Here are some key points to consider regarding the investments of an estate:

  • It is crucial that you review the terms of Mary’s will carefully to determine the executor’s investment powers, and what specific powers you have as executor to retain assets and reinvest.
  • Obtain a list of all investments and which financial institutions they are held at, including type of account.  Make a note of all contact names, such as investment advisors and associates usually listed on investment statements.
  • Notify all financial institutions as soon as possible after the date of death.  At the same time, you should consider making instructions that no further trades are to be done if the accounts are discretionary.  Request a schedule of all investment maturity dates of fixed income and obtain an understanding of the associated costs if you were to sell any investments.
  • Make a note of all investments that are not held at an investment firm directly, including physical share certificates.   Anyone who has had to change the name on a share certificate will know the work involved and the associated costs.  Clearly make a note of all old defunct security statements.  If in doubt you may bring the certificates into your investment advisor to do a search.  We encourage everyone holding physical share certificates to deposit them into a financial institution to reduce costs to your estate and avoid passing on unnecessary work to your executor.

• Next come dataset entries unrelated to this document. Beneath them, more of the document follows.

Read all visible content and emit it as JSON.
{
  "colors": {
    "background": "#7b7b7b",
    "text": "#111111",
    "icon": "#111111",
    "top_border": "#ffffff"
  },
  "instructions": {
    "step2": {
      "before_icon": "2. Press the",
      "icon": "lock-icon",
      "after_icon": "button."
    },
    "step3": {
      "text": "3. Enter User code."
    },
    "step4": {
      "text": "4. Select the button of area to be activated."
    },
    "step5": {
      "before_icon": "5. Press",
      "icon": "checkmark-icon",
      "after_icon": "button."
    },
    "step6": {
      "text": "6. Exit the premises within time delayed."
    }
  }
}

  • An executor has the responsibility, not only for making investment decisions relating to all accounts, timing of distributions, and even the financial institution where the investments are held at, but also for insuring and safeguarding other assets, such as real estate, vehicles, personal effects and caring for animals owned by the deceased.   All creditors, including Canada Revenue Agency, must be considered.  We recommend an executor consolidate multiple investments accounts, if not done so already, for simplicity and to be able to work with one advisor.   It will also be easier to perform distribution calculations.
  • One of the toughest decisions you will have to make is whether to hold, sell, or buy specific investments, especially if some of those are medium or high risk equities.  If the executor is a beneficiary, along with others, it is important to avoid conflicts as well as act as a fiduciary.  It is possible that some of the beneficiaries would rather have the investments in cash equivalents or short term fixed income, rather than in equity.  In many cases it makes sense to liquidate the equity investments and move the proceeds into cash equivalents.  This may be especially important if one of the beneficiaries objects to taking on risk.
  • Create a consolidated list of all assets at the time of death, with market values as of the market close the day before death.  This information, along with the adjusted cost base, will be used to calculate realized gains (loss) on the deceased’s final tax returns.
  • Obtain a list of accrued interest and dividends declared but not paid as of the date of death.  Depending on the amount, it may make sense to file a rights and things tax return to take advantage of another set of basic exemptions.
  • Depending on how many financial institutions you need to contact it may be best to request several notarized copies of the death certificate and will.  Depending on the size of the account and how the account was set up, you may require letters probate.  As well, obtain an understanding of what documents are required by each financial institution
  • Some investments may be designated to pass to beneficiaries outside of the estate.  This is common for insurance products, registered accounts, and joint with right of survivorship accounts.  These investments essentially bypass the estate.  Hopefully the deceased’s will is consistent with this.
  • If an executor is negligent in discharging his or her duties, s/he can be held liable.  It is completely allowable, and indeed advisable, for an executor to seek professional help.

You always have the right to decline being an Executor.  If you do not want to accept this responsibility, you should renounce as Executor immediately.  You may seek the advice of a corporate executor and/or trustee at any time.